Le Petit Chaperon rouge n'en peut plus
de Sebastian Meschenmoser
Les rôles sont inversés. Nous avons un loup particulièrement affable qui devient ami avec Mère-Grand et un Petit Chaperon rouge très ronchon qui apporte à sa grand-mère une brique abîmée, une chaussure qui pue et un chewing-gum usagé.
Devine où j'suis !
de Richard Marnier et Aude Maurel
Un Petit Chaperon rouge qui appelle sa mère au secours avec son portable pour la sortir du ventre du loup. Justement, la mère est en train de prendre le thé avec la mère du loup… C'est le début d'un conte de randonnée abracadabrantesque, bref, une histoire sans fin ou sans faim…
Que d'émotions Chaperon
de Richard Marnier et Aude Maurel
Version très drôle avec, page de gauche, le conte classique version Grimm avec des illustrations en ombres chinoises de couleur rouge. Puis, page de droite, des illustrations très contrastées traduisant l'humeur du Petit Chaperon rouge tout au long du récit, favorisant ainsi un décalage jubilatoire entre les différentes pages. La librairie Mollat, domiciliée à Bordeaux, en collaboration avec le réseau des bibliothèques de la ville de Châteauroux, a monté ce livre en exposition qui sera visible dans l'Espace Raymonde Vincent de la médiathèque du mardi 5 mars au samedi 1er juin 2019.
Courage, Grand Loup !
de Jan de Kinder
Où l'on trouve un Grand Loup pas très courageux (représenté par des dessins incroyablement adorablissimes) face à un Petit Loup plein d'assurance et un Petit Chaperon rouge surprenant
… A découvrir !
L'histoire du loup et du Petit Chaperon rouge aussi
de Seblight
Voici donc un Petit Chaperon rouge imperturbable, très joyeux et hyper positif… ce qui déstabilise un loup vieillissant et pathétique dans sa volonté de mener l'histoire à son terme.
Le Petit Chaperon qui n'était pas rouge
de Sandrine Beau et Marie Desbons
Un début classique mais l'histoire bascule quand le Petit Chaperon bleu entre dans la forêt. Si la fin ne plaît pas, les auteures en proposent plusieurs, c'est au choix. Évidemment, c'est très drôle !
Le Grand Méchant Loup pue des pieds
de Swann Meralli et Augel
Présentation sous forme de bandes dessinées dans lesquelles le loup, comme le titre l'indique a quelques soucis de transpiration. C'est rythmé, rapide, avec un Petit Chaperon rouge énergique qui a beaucoup d'idées pour remédier au problème du loup. C'est fou !
Chaperon rouge
de Bethan Woollvin
Le Petit Chaperon rouge est une petite maligne qui découvre, avant qu'il ne soit trop tard, les intentions du loup. Elle prend alors ses dispositions… qui s'avèrent radicales. C'est court, très concis et très efficace.
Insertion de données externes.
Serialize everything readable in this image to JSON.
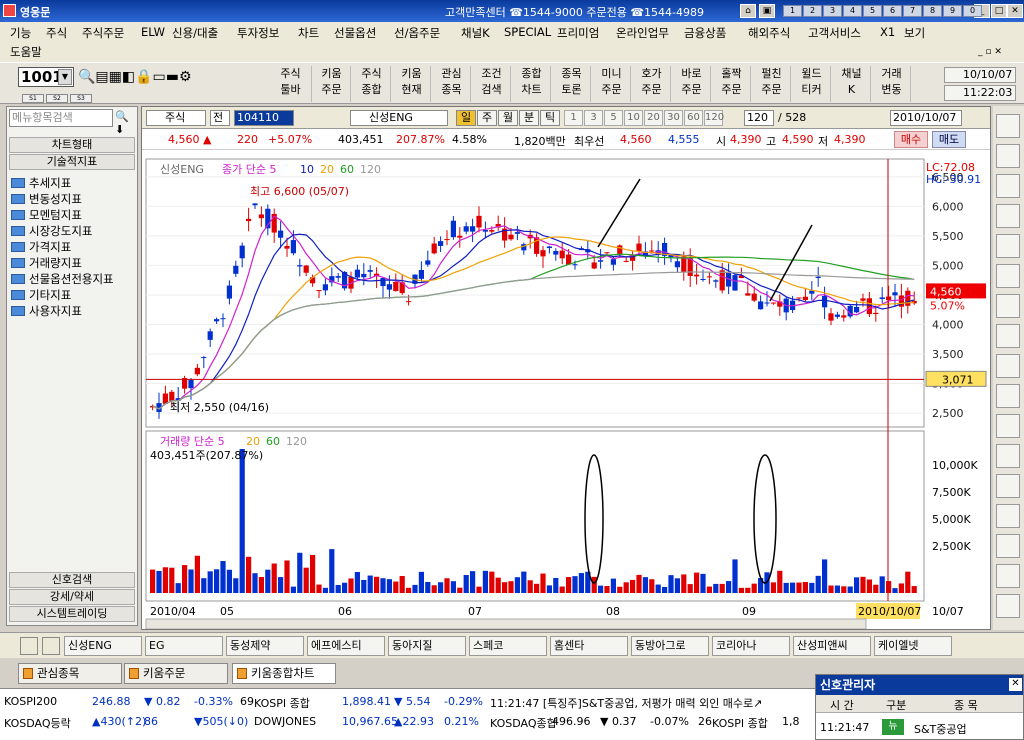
{
  "window": {
    "title": "영웅문",
    "center": "고객만족센터 ☎1544-9000 주문전용 ☎1544-4989",
    "numbtns": [
      "1",
      "2",
      "3",
      "4",
      "5",
      "6",
      "7",
      "8",
      "9",
      "0"
    ]
  },
  "menu": {
    "row1": [
      "기능",
      "주식",
      "주식주문",
      "ELW",
      "신용/대출",
      "투자정보",
      "차트",
      "선물옵션",
      "선/옵주문",
      "채널K",
      "SPECIAL",
      "프리미엄",
      "온라인업무",
      "금융상품",
      "해외주식",
      "고객서비스",
      "X1",
      "보기"
    ],
    "row2": [
      "도움말"
    ]
  },
  "toolbar": {
    "screen_no": "1001",
    "buttons": [
      "주식\n툴바",
      "키움\n주문",
      "주식\n종합",
      "키움\n현재",
      "관심\n종목",
      "조건\n검색",
      "종합\n차트",
      "종목\n토론",
      "미니\n주문",
      "호가\n주문",
      "바로\n주문",
      "홀짝\n주문",
      "펄친\n주문",
      "윌드\n티커",
      "채널\nK",
      "거래\n변동"
    ],
    "small": [
      "S1",
      "S2",
      "S3"
    ],
    "date": "10/10/07",
    "time": "11:22:03"
  },
  "left": {
    "search_placeholder": "메뉴항목검색",
    "chart_type": "차트형태",
    "tech": "기술적지표",
    "items": [
      "추세지표",
      "변동성지표",
      "모멘텀지표",
      "시장강도지표",
      "가격지표",
      "거래량지표",
      "선물옵션전용지표",
      "기타지표",
      "사용자지표"
    ],
    "bottom": [
      "신호검색",
      "강세/약세",
      "시스템트레이딩"
    ]
  },
  "chart": {
    "market": "주식",
    "period": "전",
    "code": "104110",
    "name": "신성ENG",
    "tabs": [
      "일",
      "주",
      "월",
      "분",
      "틱"
    ],
    "mins": [
      "1",
      "3",
      "5",
      "10",
      "20",
      "30",
      "60",
      "120"
    ],
    "count": "120",
    "total": "/ 528",
    "date": "2010/10/07",
    "buy": "매수",
    "sell": "매도",
    "info": {
      "price": "4,560 ▲",
      "chg": "220",
      "pct": "+5.07%",
      "vol": "403,451",
      "vol_pct": "207.87%",
      "turn": "4.58%",
      "amt": "1,820백만",
      "bid_l": "최우선",
      "bid": "4,560",
      "ask": "4,555",
      "o_l": "시",
      "o": "4,390",
      "h_l": "고",
      "h": "4,590",
      "l_l": "저",
      "l": "4,390"
    },
    "legend": {
      "name": "신성ENG",
      "ma": "종가 단순 5",
      "p": [
        "10",
        "20",
        "60",
        "120"
      ]
    },
    "lc": "LC:72.08",
    "hc": "HC:-30.91",
    "hi": "최고 6,600 (05/07)",
    "lo": "최저 2,550 (04/16)",
    "yticks": [
      "6,500",
      "6,000",
      "5,500",
      "5,000",
      "4,500",
      "4,000",
      "3,500",
      "3,000",
      "2,500"
    ],
    "cur_price": "4,560",
    "cur_pct": "5.07%",
    "cross": "3,071",
    "vol_legend": "거래량 단순 5",
    "vol_p": [
      "20",
      "60",
      "120"
    ],
    "vol_value": "403,451주(207.87%)",
    "vticks": [
      "10,000K",
      "7,500K",
      "5,000K",
      "2,500K"
    ],
    "xlabels": [
      "2010/04",
      "05",
      "06",
      "07",
      "08",
      "09"
    ],
    "xdate": "2010/10/07",
    "xend": "10/07"
  },
  "chart_data": {
    "type": "candlestick",
    "title": "신성ENG",
    "x_range": [
      "2010/04/16",
      "2010/10/07"
    ],
    "ylim": [
      2500,
      6600
    ],
    "high": {
      "value": 6600,
      "date": "05/07"
    },
    "low": {
      "value": 2550,
      "date": "04/16"
    },
    "last": {
      "close": 4560,
      "open": 4390,
      "high": 4590,
      "low": 4390,
      "volume": 403451
    }
  },
  "stocks": [
    "신성ENG",
    "EG",
    "동성제약",
    "에프에스티",
    "동아지질",
    "스페코",
    "홈센타",
    "동방아그로",
    "코리아나",
    "산성피앤씨",
    "케이엘넷"
  ],
  "wintabs": [
    "관심종목",
    "키움주문",
    "키움종합차트"
  ],
  "ticker": {
    "r1": [
      {
        "n": "KOSPI200",
        "v": "246.88",
        "c": "▼ 0.82",
        "p": "-0.33%",
        "x": "69"
      },
      {
        "n": "KOSPI 종합",
        "v": "1,898.41",
        "c": "▼ 5.54",
        "p": "-0.29%"
      }
    ],
    "r2": [
      {
        "n": "KOSDAQ등락",
        "v": "▲430(↑2)",
        "c": "86",
        "p": "▼505(↓0)"
      },
      {
        "n": "DOWJONES",
        "v": "10,967.65",
        "c": "▲22.93",
        "p": "0.21%"
      }
    ],
    "news": "11:21:47 [특징주]S&T중공업, 저평가 매력 외인 매수로↗",
    "r3": {
      "n": "KOSDAQ종합",
      "v": "496.96",
      "c": "▼ 0.37",
      "p": "-0.07%",
      "x": "26",
      "k": "KOSPI 종합",
      "kv": "1,8"
    }
  },
  "signal": {
    "title": "신호관리자",
    "cols": [
      "시 간",
      "구분",
      "종 목"
    ],
    "row": {
      "time": "11:21:47",
      "type": "뉴",
      "name": "S&T중공업"
    }
  },
  "colors": {
    "title": "#0a3a9c",
    "up": "#d00000",
    "down": "#0030c0"
  }
}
Le Petit Chaperon rouge qui adorait lire
de Lucy Rowland et Ben Mantle
Bien obligé pour des bibliothécaires d'ajouter ce titre où le Petit Chaperon rouge passe son temps à lire dans la forêt et traîne trop pour rapporter son livre à la bibliothèque. C'est le loup qui arrive en premier et qui connaît parfaitement la fin de ce conte, tout comme madame Collard, la bibliothécaire.
Quelques illustrateurs/trices du Petit Chaperon rouge
Du 19e siècle et avant
Les illustrations suivantes sont extraites de Contes de Perrault.
Des 20e et 21e siècles
Beaucoup d'autres créations d'auteurs et d'illustrateurs autour de ce texte sont probablement à venir et les enfants du monde entier n'ont pas fini de découvrir les richesses de ce conte somme toute intemporel.